Russia’s southern assault has made headway and been largely successful, in terms of Russia’s military objectives, Keane said. Russian forces have captured the southern city of Kherson, a key Black Sea port, the first major Ukrainian city to fall since the invasion began. They have also surrounded Mariupol, a city in the southeast of Ukraine, and Russian forces are approaching the southern port city of Odessa, he said.
“The purpose and the strategy that the Russians are using here is to cut the Ukrainians off from the sea, which is where all their imports and exports transit,” he explained. Keane said that another Russian objective was close to being met, namely the establishment of a land bridge from Russia to Crimea, which Moscow annexed in 2014.
The Russian units fighting in the south are from the same military district and have long trained together, he noted, saying this likely is a factor behind their performance.
In the north of Ukraine, however, operations “are largely stalled,” Keane said. Russian forces mounting an assault on Kyiv tried to establish a third axis of attack in the face of their failures to make progress thus far, he said, but all those efforts have largely been unsuccessful.
“A lot of them are logistical challenges,” Keane said, adding that another aspect driving the Russians’ failure in the north are deficiencies in the fighting force itself.
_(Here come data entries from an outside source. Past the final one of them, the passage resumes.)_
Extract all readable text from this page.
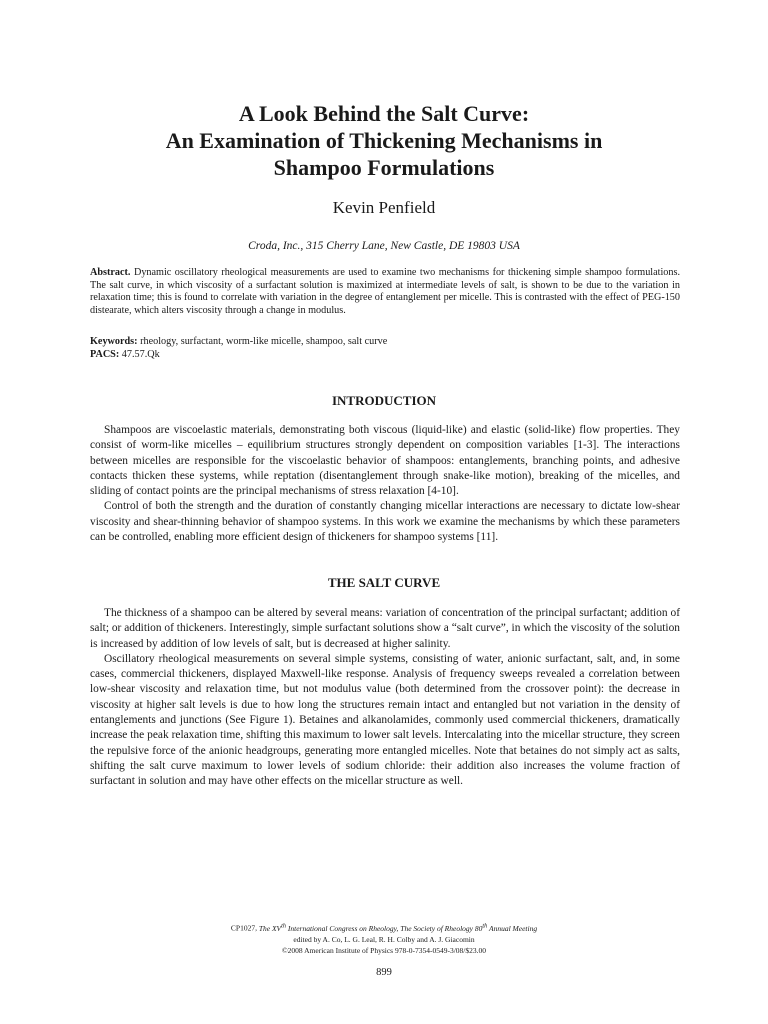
A Look Behind the Salt Curve:
An Examination of Thickening Mechanisms in
Shampoo Formulations
Kevin Penfield
Croda, Inc., 315 Cherry Lane, New Castle, DE 19803 USA
Abstract. Dynamic oscillatory rheological measurements are used to examine two mechanisms for thickening simple shampoo formulations. The salt curve, in which viscosity of a surfactant solution is maximized at intermediate levels of salt, is shown to be due to the variation in relaxation time; this is found to correlate with variation in the degree of entanglement per micelle. This is contrasted with the effect of PEG-150 distearate, which alters viscosity through a change in modulus.
Keywords: rheology, surfactant, worm-like micelle, shampoo, salt curve
PACS: 47.57.Qk
INTRODUCTION

Shampoos are viscoelastic materials, demonstrating both viscous (liquid-like) and elastic (solid-like) flow properties. They consist of worm-like micelles – equilibrium structures strongly dependent on composition variables [1-3]. The interactions between micelles are responsible for the viscoelastic behavior of shampoos: entanglements, branching points, and adhesive contacts thicken these systems, while reptation (disentanglement through snake-like motion), breaking of the micelles, and sliding of contact points are the principal mechanisms of stress relaxation [4-10].

Control of both the strength and the duration of constantly changing micellar interactions are necessary to dictate low-shear viscosity and shear-thinning behavior of shampoo systems. In this work we examine the mechanisms by which these parameters can be controlled, enabling more efficient design of thickeners for shampoo systems [11].

THE SALT CURVE

The thickness of a shampoo can be altered by several means: variation of concentration of the principal surfactant; addition of salt; or addition of thickeners. Interestingly, simple surfactant solutions show a “salt curve”, in which the viscosity of the solution is increased by addition of low levels of salt, but is decreased at higher salinity.

Oscillatory rheological measurements on several simple systems, consisting of water, anionic surfactant, salt, and, in some cases, commercial thickeners, displayed Maxwell-like response. Analysis of frequency sweeps revealed a correlation between low-shear viscosity and relaxation time, but not modulus value (both determined from the crossover point): the decrease in viscosity at higher salt levels is due to how long the structures remain intact and entangled but not variation in the density of entanglements and junctions (See Figure 1). Betaines and alkanolamides, commonly used commercial thickeners, dramatically increase the peak relaxation time, shifting this maximum to lower salt levels. Intercalating into the micellar structure, they screen the repulsive force of the anionic headgroups, generating more entangled micelles. Note that betaines do not simply act as salts, shifting the salt curve maximum to lower levels of sodium chloride: their addition also increases the volume fraction of surfactant in solution and may have other effects on the micellar structure as well.

CP1027, The XVth International Congress on Rheology, The Society of Rheology 80th Annual Meeting
edited by A. Co, L. G. Leal, R. H. Colby and A. J. Giacomin
©2008 American Institute of Physics 978-0-7354-0549-3/08/$23.00
899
He explained that many of the Russian forces in the north are a “hodgepodge of units” that have never before exercised together on large-scale operations like the current one.
Staunch Ukrainian resistance is also a factor wrong-footing the Russian advance in the north, Keane added.
But while Russia’s military failures raise hopes that their offensive might be repelled, some fear the risk of an escalation and a shift to a strategy of reducing resisting cities to rubble via shelling. That was Putin’s playbook in Syria, where Russian planes bombed the country’s second-largest city Aleppo, with heavy civilian casualties.
“We watched in real time how Russia’s war machine destroyed our homes, schools, and hospitals,” said Motaz, a 37-year-old native of Aleppo, who now lives in a tent in a displaced-persons camp in northwest Syria. “That’s why I’m afraid they would repeat the same thing against civilians in Ukraine.”
Already there have been reports of Russian forces using cluster munitions and other non-precision weapons in Ukraine.
“We have seen the use of cluster bombs and we have seen reports of use of other types of weapons which would be in violation of international law,” NATO Secretary-General Jens Stoltenberg told reporters in Brussels on Friday.
“Russia shifts to ugly tactics aimed at maximum civilian damage: bombs residential areas and critical infrastructure, threatens nuclear facilities,” he said, calling for more sanctions against Russia, including an oil embargo and closing ports to Russian ships.
“Unless there is an immediate end to the conflict, millions more are likely to be forced to flee,” the U.N. Refugee Agency said in a statement.